3 [α3β2, α7, AChBP, AChBP]
4 NaN
...
216 [α7, α3β2, α7]
217 [α1β1δε, α1β1γδ, α2β4, α4β2, α4β4, α7, α9α10]
218 [Nav1.1, Nav1.2, Nav1.3, Nav1.4, Nav1.5, Nav1....
219 NaN
220 NaN
Name: Target, Length: 221, dtype: object
I would like to repeat each row on this dataframe based on the size of the list in the corresponding position while picking only the corresponding element of the list for each repeated row. Here is the unnesting function defined in my Utilities module:
def unnesting(some_df: pd.DataFrame, non_explode: List) -> pd.DataFrame:
"""This function unnests (explodes) multiple columns in a pandas DataFrame"""
for col_name in non_explode:
if some_df[col_name].dtype == 'object':
some_df[col_name] = some_df[col_name].astype(str).str.pad(width=100)
return some_df.set_index(non_explode).apply(
pd.Series.explode).reset_index()
Assuming that I am choosing all columns not containing list items as non_explode
variable in the function, I am receiving the following error message:
Traceback (most recent call last):
File "c:/Users/username/Desktop/Project/script.py", line 214, in <module>
main()
File "c:/Users/username/Desktop/Project/script.py", line 184, in main
exploded_train = unnesting(train_data, NONACTIVITY_COLUMNS)
File "c:\Users\username\Desktop\Project\Utilities.py", line 431, in unnesting
return some_df.set_index(non_explode).apply(
File "C:\ProgramData\Anaconda3\lib\site-packages\pandas\core\frame.py", line 8740, in apply
return op.apply()
File "C:\ProgramData\Anaconda3\lib\site-packages\pandas\core\apply.py", line 688, in apply
return self.apply_standard()
File "C:\ProgramData\Anaconda3\lib\site-packages\pandas\core\apply.py", line 815, in apply_standard
return self.wrap_results(results, res_index)
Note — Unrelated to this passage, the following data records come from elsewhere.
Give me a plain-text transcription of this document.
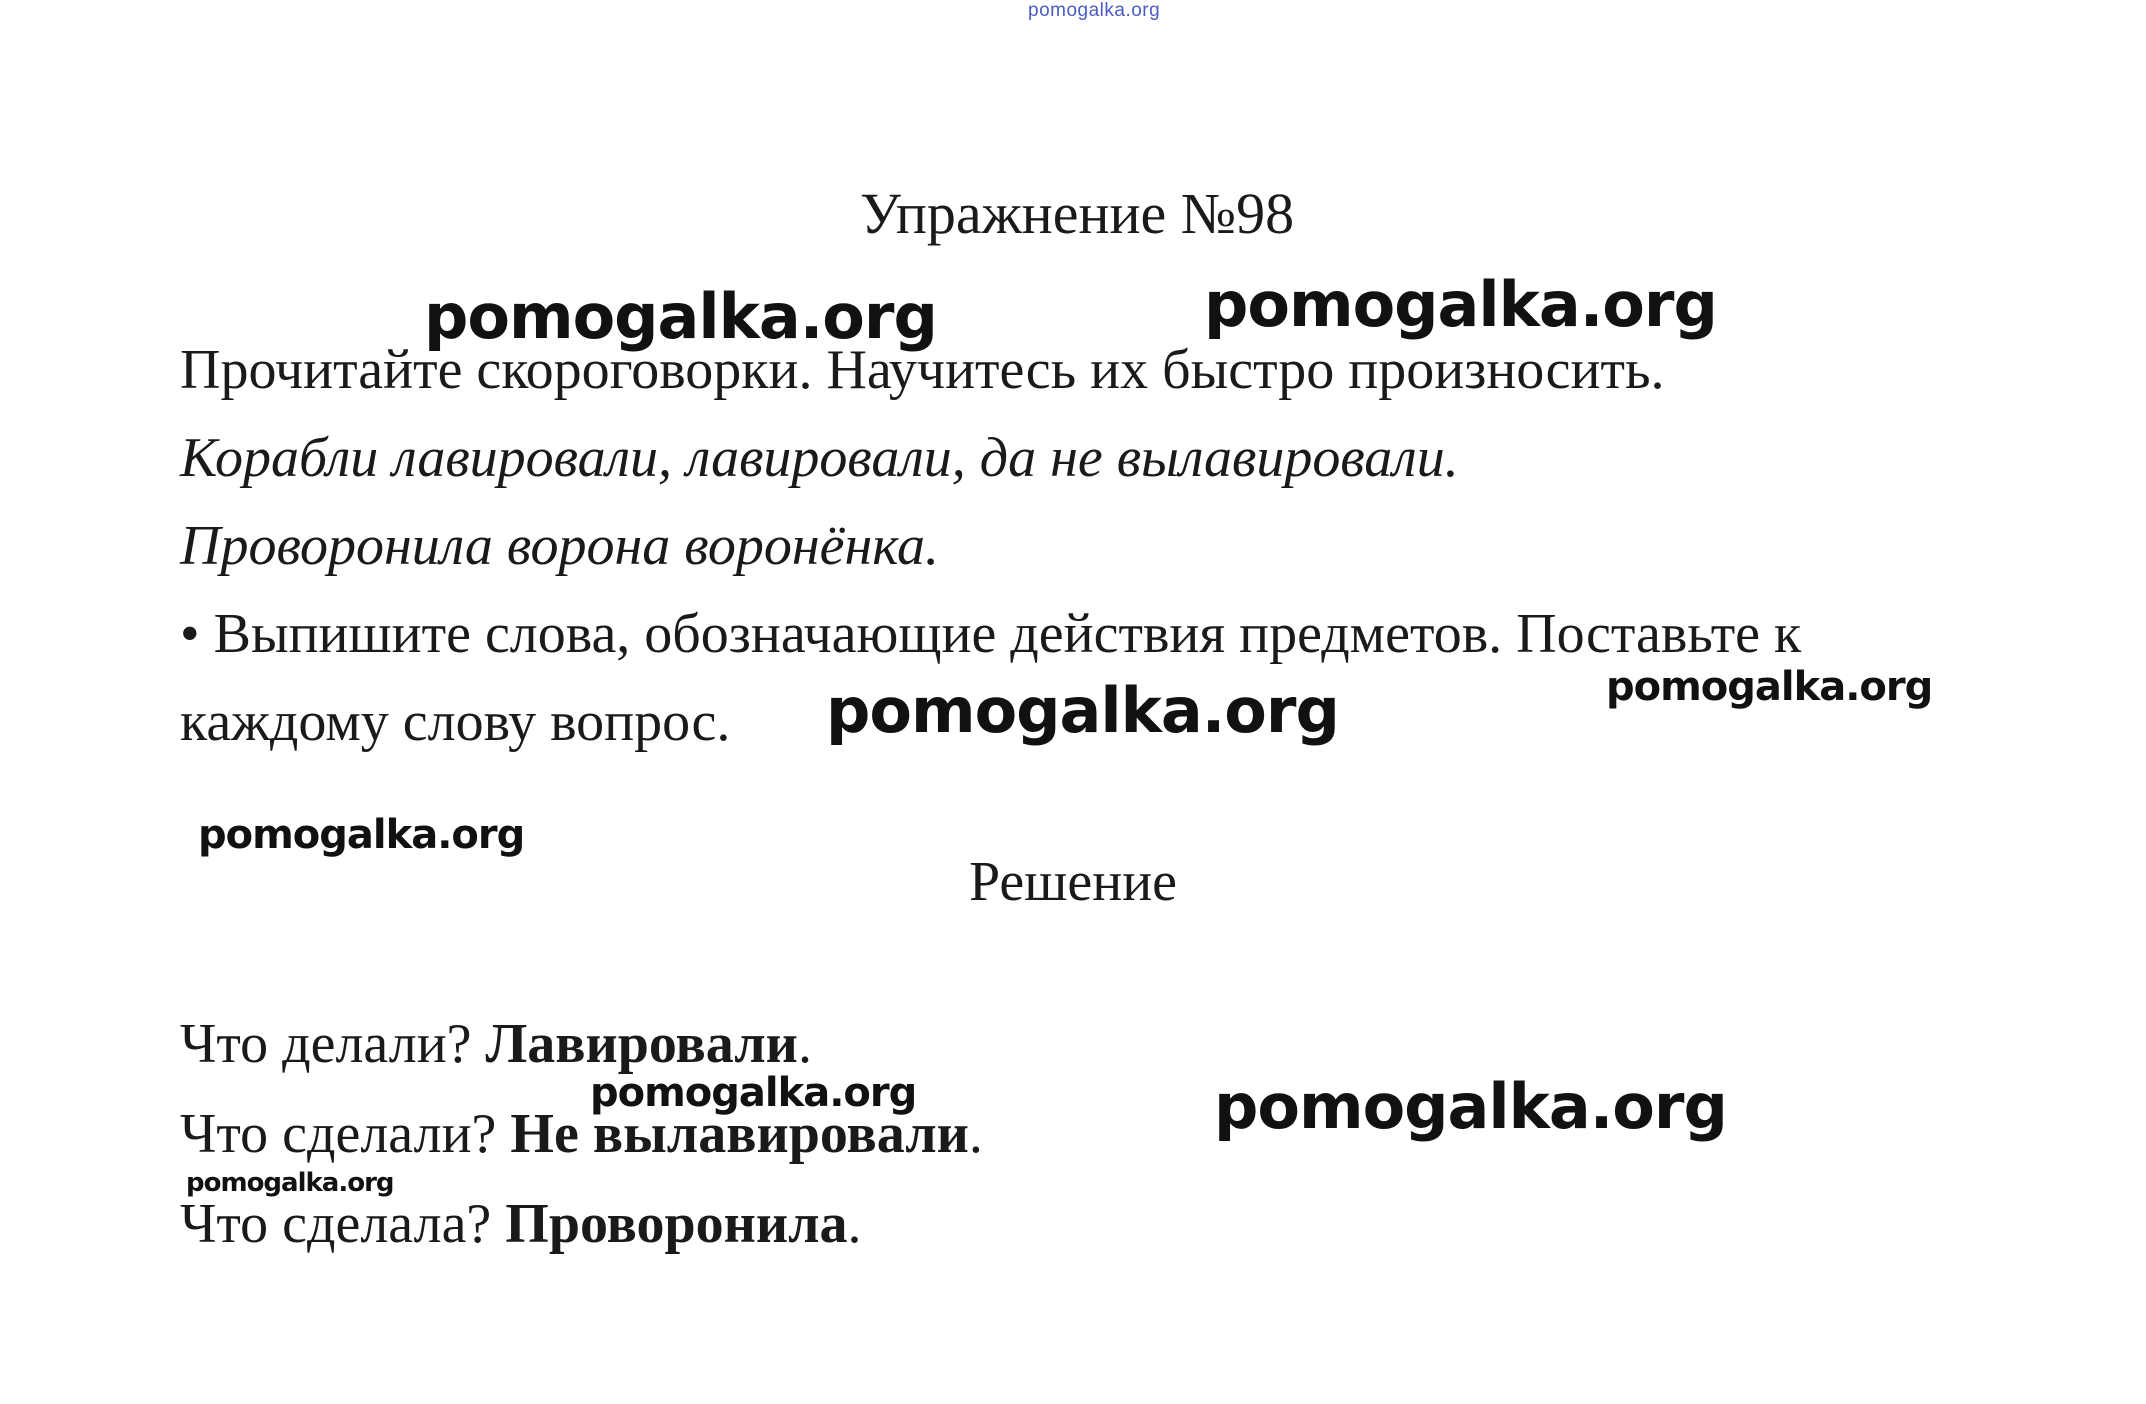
pomogalka.org
Упражнение №98
Прочитайте скороговорки. Научитесь их быстро произносить.
Корабли лавировали, лавировали, да не вылавировали.
Проворонила ворона воронёнка.
• Выпишите слова, обозначающие действия предметов. Поставьте к
каждому слову вопрос.
Решение
Что делали? Лавировали.
Что сделали? Не вылавировали.
Что сделала? Проворонила.
pomogalka.org	pomogalka.org
pomogalka.org	pomogalka.org
pomogalka.org
pomogalka.org	pomogalka.org
pomogalka.org
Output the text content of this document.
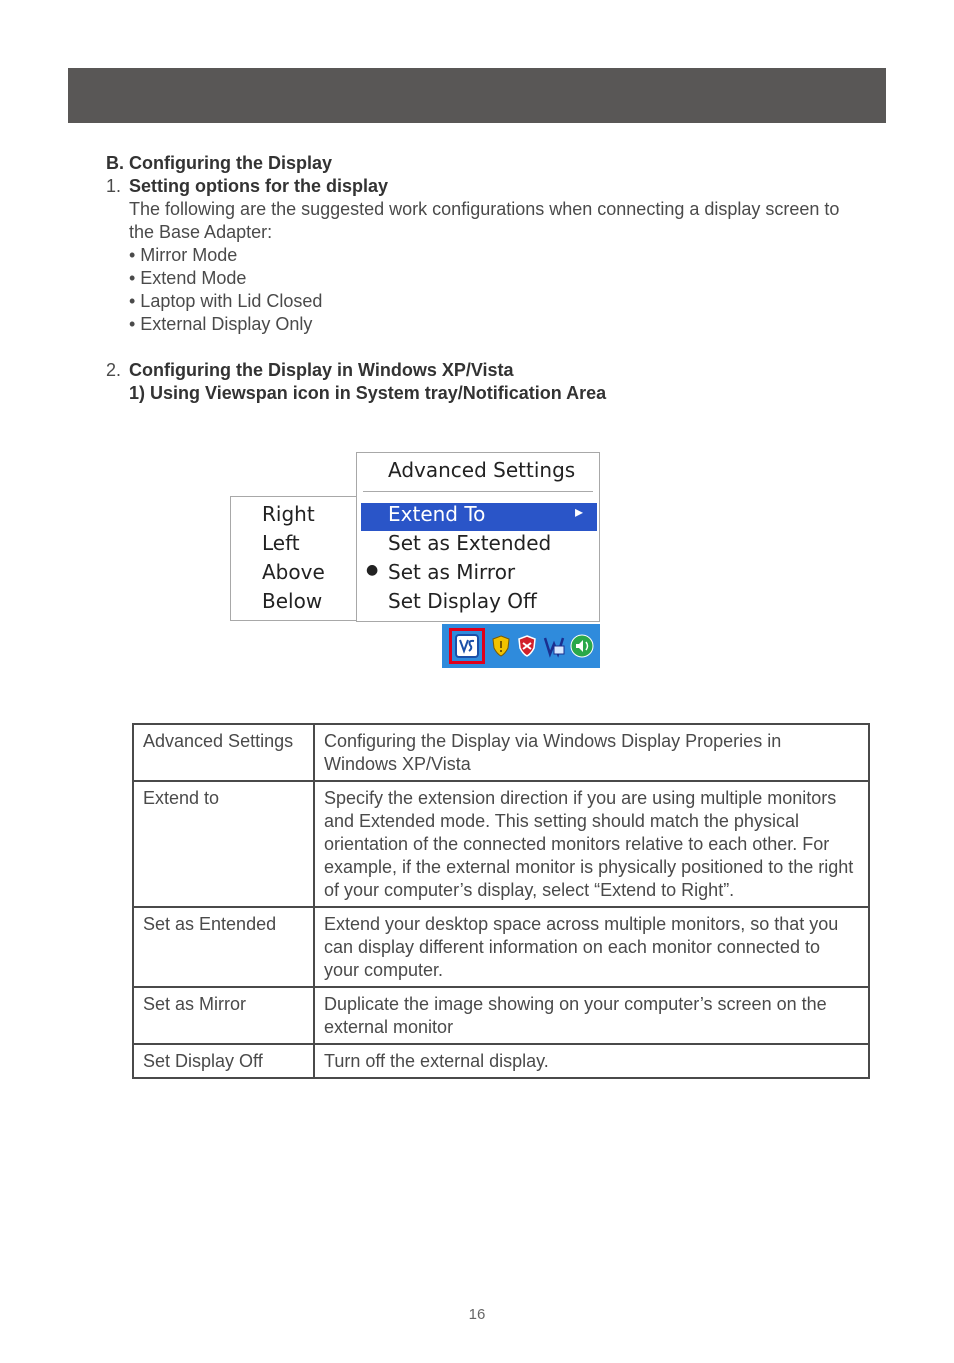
B. Configuring the Display
1. Setting options for the display
The following are the suggested work configurations when connecting a display screen to
the Base Adapter:
• Mirror Mode
• Extend Mode
• Laptop with Lid Closed
• External Display Only
2. Configuring the Display in Windows XP/Vista
1) Using Viewspan icon in System tray/Notification Area
Right
Left
Above
Below
Advanced Settings
Extend To	▸
Set as Extended
Set as Mirror
●
Set Display Off
Advanced Settings	Configuring the Display via Windows Display Properies in Windows XP/Vista
Extend to	Specify the extension direction if you are using multiple monitors and Extended mode. This setting should match the physical orientation of the connected monitors relative to each other. For example, if the external monitor is physically positioned to the right of your computer’s display, select “Extend to Right”.
Set as Entended	Extend your desktop space across multiple monitors, so that you can display different information on each monitor connected to your computer.
Set as Mirror	Duplicate the image showing on your computer’s screen on the external monitor
Set Display Off	Turn off the external display.
16
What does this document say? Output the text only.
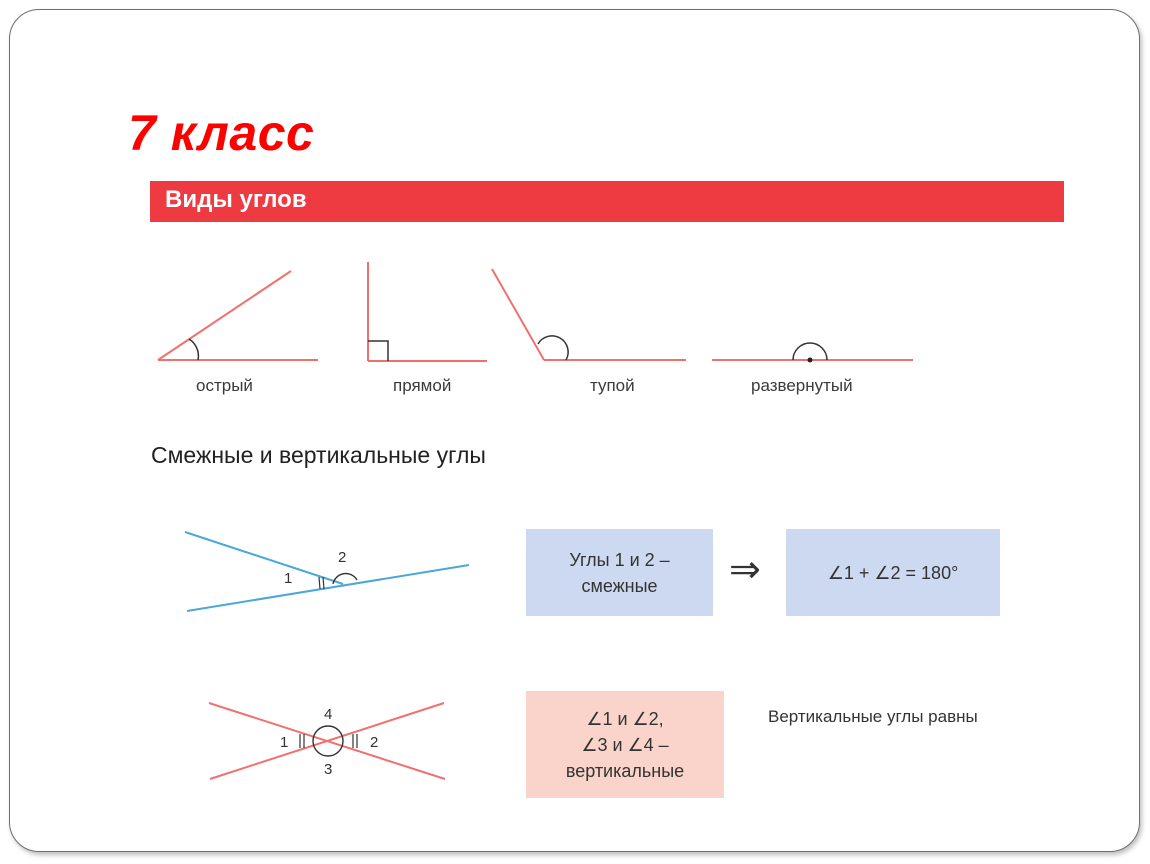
7 класс
Виды углов
1
2
1	2
3
4
острый	прямой	тупой	развернутый
Смежные и вертикальные углы
Углы 1 и 2 –
смежные ⇒	∠1 + ∠2 = 180°
∠1 и ∠2,
∠3 и ∠4 –
вертикальные
Вертикальные углы равны
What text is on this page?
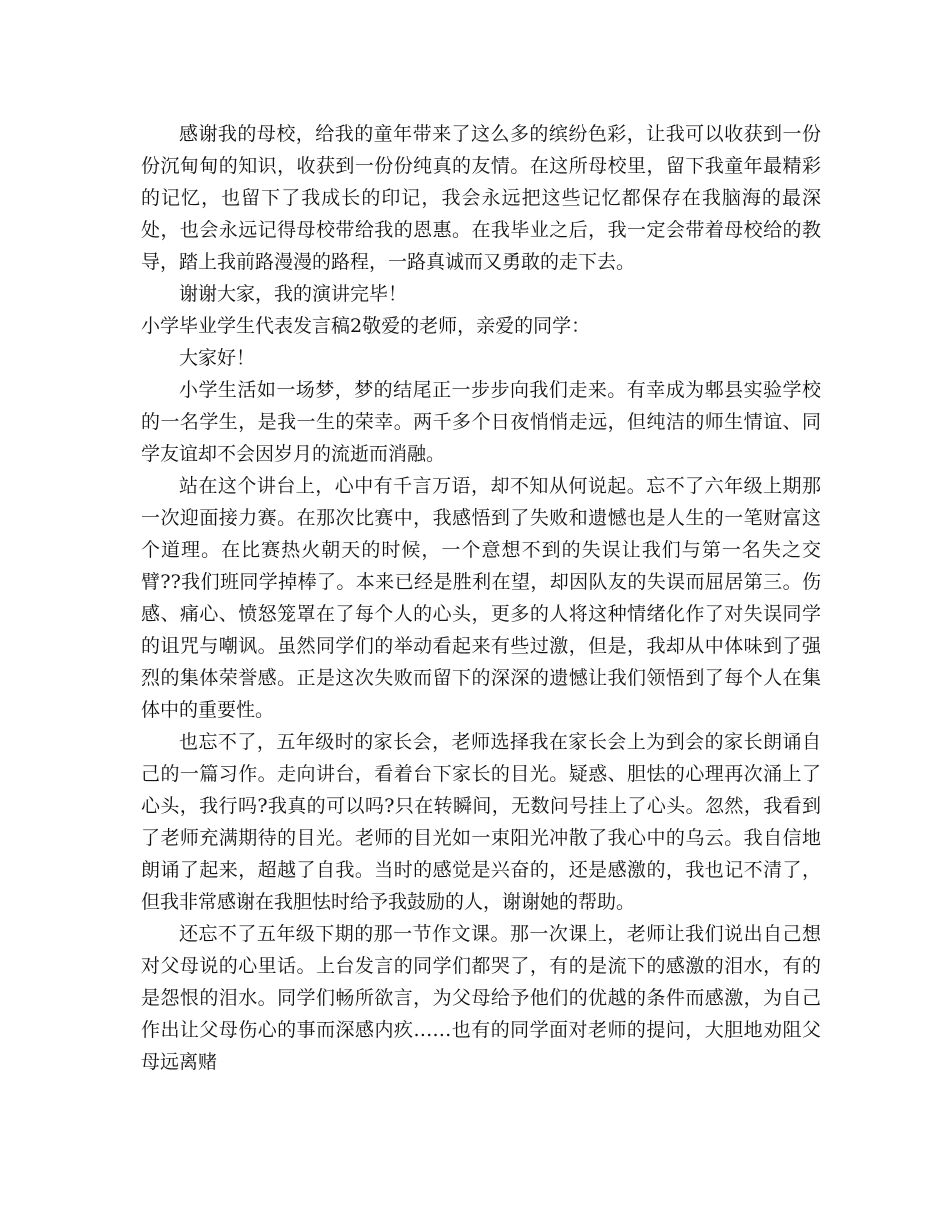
感谢我的母校，给我的童年带来了这么多的缤纷色彩，让我可以收获到一份份沉甸甸的知识，收获到一份份纯真的友情。在这所母校里，留下我童年最精彩的记忆，也留下了我成长的印记，我会永远把这些记忆都保存在我脑海的最深处，也会永远记得母校带给我的恩惠。在我毕业之后，我一定会带着母校给的教导，踏上我前路漫漫的路程，一路真诚而又勇敢的走下去。

谢谢大家，我的演讲完毕！

小学毕业学生代表发言稿2敬爱的老师，亲爱的同学：

大家好！

小学生活如一场梦，梦的结尾正一步步向我们走来。有幸成为郫县实验学校的一名学生，是我一生的荣幸。两千多个日夜悄悄走远，但纯洁的师生情谊、同学友谊却不会因岁月的流逝而消融。

站在这个讲台上，心中有千言万语，却不知从何说起。忘不了六年级上期那一次迎面接力赛。在那次比赛中，我感悟到了失败和遗憾也是人生的一笔财富这个道理。在比赛热火朝天的时候，一个意想不到的失误让我们与第一名失之交臂??我们班同学掉棒了。本来已经是胜利在望，却因队友的失误而屈居第三。伤感、痛心、愤怒笼罩在了每个人的心头，更多的人将这种情绪化作了对失误同学的诅咒与嘲讽。虽然同学们的举动看起来有些过激，但是，我却从中体味到了强烈的集体荣誉感。正是这次失败而留下的深深的遗憾让我们领悟到了每个人在集体中的重要性。

也忘不了，五年级时的家长会，老师选择我在家长会上为到会的家长朗诵自己的一篇习作。走向讲台，看着台下家长的目光。疑惑、胆怯的心理再次涌上了心头，我行吗?我真的可以吗?只在转瞬间，无数问号挂上了心头。忽然，我看到了老师充满期待的目光。老师的目光如一束阳光冲散了我心中的乌云。我自信地朗诵了起来，超越了自我。当时的感觉是兴奋的，还是感激的，我也记不清了，但我非常感谢在我胆怯时给予我鼓励的人，谢谢她的帮助。

还忘不了五年级下期的那一节作文课。那一次课上，老师让我们说出自己想对父母说的心里话。上台发言的同学们都哭了，有的是流下的感激的泪水，有的是怨恨的泪水。同学们畅所欲言，为父母给予他们的优越的条件而感激，为自己作出让父母伤心的事而深感内疚……也有的同学面对老师的提问，大胆地劝阻父母远离赌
File "C:\ProgramData\Anaconda3\lib\site-packages\pandas\core\apply.py", line 841, in wrap_results
return self.wrap_results_for_axis(results, res_index)
File "C:\ProgramData\Anaconda3\lib\site-packages\pandas\core\apply.py", line 909, in wrap_results_for_axis
result = self.obj._constructor(data=results)
File "C:\ProgramData\Anaconda3\lib\site-packages\pandas\core\frame.py", line 614, in __init__
mgr = dict_to_mgr(data, index, columns, dtype=dtype, copy=copy, typ=manager)
File "C:\ProgramData\Anaconda3\lib\site-packages\pandas\core\internals\construction.py", line 464, in dict_to_mgr
return arrays_to_mgr(
File "C:\ProgramData\Anaconda3\lib\site-packages\pandas\core\internals\construction.py", line 124, in arrays_to_mgr
arrays = _homogenize(arrays, index, dtype)
File "C:\ProgramData\Anaconda3\lib\site-packages\pandas\core\internals\construction.py", line 571, in _homogenize
val = val.reindex(index, copy=False)
File "C:\ProgramData\Anaconda3\lib\site-packages\pandas\core\series.py", line 4580, in reindex
return super().reindex(index=index, **kwargs)
File "C:\ProgramData\Anaconda3\lib\site-packages\pandas\core\generic.py", line 4818, in reindex
return self._reindex_axes(
File "C:\ProgramData\Anaconda3\lib\site-packages\pandas\core\generic.py", line 4834, in _reindex_axes
new_index, indexer = ax.reindex(
File "C:\ProgramData\Anaconda3\lib\site-packages\pandas\core\indexes\multi.py", line 2524, in reindex
raise ValueError("cannot handle a non-unique multi-index!")
ValueError: cannot handle a non-unique multi-index!